First I was thinking that comedy was probably an evolutionary coincidence--in other words, it evolved as a consequence of other things that had been ACTIVELY selected for, and that since more comedians are men they were probably things that occurred primarily in men (i.e. hunting skills or tool use).

This led me to think that maybe it was a question of right brain v. left brain (since women use the left side and men use the right, maybe the comedy ridge is on the right side). After some research, though, I found this interesting quote:

"The essay on Left Hand and Right Hand disabilities details some original research in the origin of humor by using LHD and RHD patients and a process of joke completion. What is amazing is that the humor source is in neither the Left Brain nor the Right Brain. It is in the coordination of the two hemispheres that humor is made possible. The researchers found that lacking either hemisphere's contribution, only half of the joke was sensed, and the humor was therefore lost. The presence of the coherence half and the non-sequitur half simultaneously creates the possibility for humor. An LHD misses the coherence half of the joke (a Right Brain function) and an RHD misses the non-sequitur half or the punch line (a Left Brain function)"

that pretty much trashes that idea and sends me back to the thought that comedy might just be coincidentally male oriented.

Posted by: Renee on October 22, 2004 08:37 AM

I feel that in order to make 2 people comfortable in a situation one or the other has to relieve the tension.With that said I feel that a comedic influence to reach that goal made by the man makes the woman feel that the man is taking control of the situation and women love a take charge man.Also it makes the women feel comfortable that the man she is with can handle any high pressured situation with with a calm clear confident brain on his shoulders. Women love that also......
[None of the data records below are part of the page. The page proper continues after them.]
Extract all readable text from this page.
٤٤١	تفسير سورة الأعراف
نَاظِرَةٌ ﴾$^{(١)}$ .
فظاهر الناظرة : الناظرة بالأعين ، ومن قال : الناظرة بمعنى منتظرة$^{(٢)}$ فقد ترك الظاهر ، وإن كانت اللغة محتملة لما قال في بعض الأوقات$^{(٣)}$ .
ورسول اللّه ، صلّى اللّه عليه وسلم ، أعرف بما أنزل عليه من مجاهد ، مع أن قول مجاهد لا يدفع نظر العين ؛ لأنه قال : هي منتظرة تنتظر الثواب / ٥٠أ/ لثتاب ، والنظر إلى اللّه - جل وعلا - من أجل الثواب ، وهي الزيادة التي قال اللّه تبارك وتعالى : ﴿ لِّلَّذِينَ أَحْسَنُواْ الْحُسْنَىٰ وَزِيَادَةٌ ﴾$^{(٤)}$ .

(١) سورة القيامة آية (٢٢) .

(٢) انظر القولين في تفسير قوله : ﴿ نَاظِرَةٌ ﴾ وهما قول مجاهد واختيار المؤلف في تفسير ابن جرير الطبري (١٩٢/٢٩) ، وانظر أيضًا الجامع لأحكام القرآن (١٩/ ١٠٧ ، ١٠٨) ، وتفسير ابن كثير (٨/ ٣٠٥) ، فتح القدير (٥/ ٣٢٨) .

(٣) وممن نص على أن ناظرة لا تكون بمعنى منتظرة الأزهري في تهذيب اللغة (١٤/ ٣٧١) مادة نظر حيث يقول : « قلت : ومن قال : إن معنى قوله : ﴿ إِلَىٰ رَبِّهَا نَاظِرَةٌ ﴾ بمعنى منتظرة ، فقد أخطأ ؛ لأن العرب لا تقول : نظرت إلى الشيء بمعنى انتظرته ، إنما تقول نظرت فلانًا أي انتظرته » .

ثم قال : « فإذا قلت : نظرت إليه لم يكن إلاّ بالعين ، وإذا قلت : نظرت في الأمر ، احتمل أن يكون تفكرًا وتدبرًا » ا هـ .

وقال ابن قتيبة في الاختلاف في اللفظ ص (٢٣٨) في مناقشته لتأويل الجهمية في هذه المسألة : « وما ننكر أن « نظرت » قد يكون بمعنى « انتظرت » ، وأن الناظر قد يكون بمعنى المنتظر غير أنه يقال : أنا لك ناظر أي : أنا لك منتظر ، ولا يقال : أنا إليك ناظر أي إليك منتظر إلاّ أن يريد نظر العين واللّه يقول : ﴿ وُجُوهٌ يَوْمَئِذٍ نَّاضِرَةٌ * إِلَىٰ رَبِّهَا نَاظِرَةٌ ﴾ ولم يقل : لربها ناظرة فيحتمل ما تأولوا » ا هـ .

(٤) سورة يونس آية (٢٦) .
Posted by: Danny K on January 8, 2005 04:59 PM

By the way FUCK ALL YOU HOES!!!!!!!!!

Posted by: Danny K on January 8, 2005 05:01 PM

not to be spiteful but i think men are all the same when it comes down to it. they act nice as pie to get you into their clutches and then turn into their real selves and start to completely control you and tell you what to wear. then when you start fighting back they act as if your the one in the wrong. to put it bluntly all men are complete arseholes!

Posted by: joanne on March 30, 2005 12:05 PM

Just as a side note, has no one taken into consideration sociology compared to psychology in this situation. That perhaps the male:female ratio of stand up comedians is due to the fact that comedy for men and women are different. That perhaps humor is honed in the same sex groupings and maybe male humor is more amenable to the stand-up forum. I notice that men's humor has a tendency to be more punchy, with a solid set up to a punchline. Its suitable to an everyone look at me, I'm saying something, watch wait, BAM! funny. Whereas womens' humor has a tendency to be more storytelling, which of course often involves audience participation, snarky comebacks or long hilarious stories which take some wherewithal or shared background to truly enjoy (they don't translate easily across cultures). Thus perhaps women's humor is more amenable to written forum, possibly? Just a thought.

But I'm in total agreement with person who said that men develop a stronger sense of humor as a way to get girls. Big fat somewhat insecure guys are really funny and shy nerdy little guys are extremely sarcastic.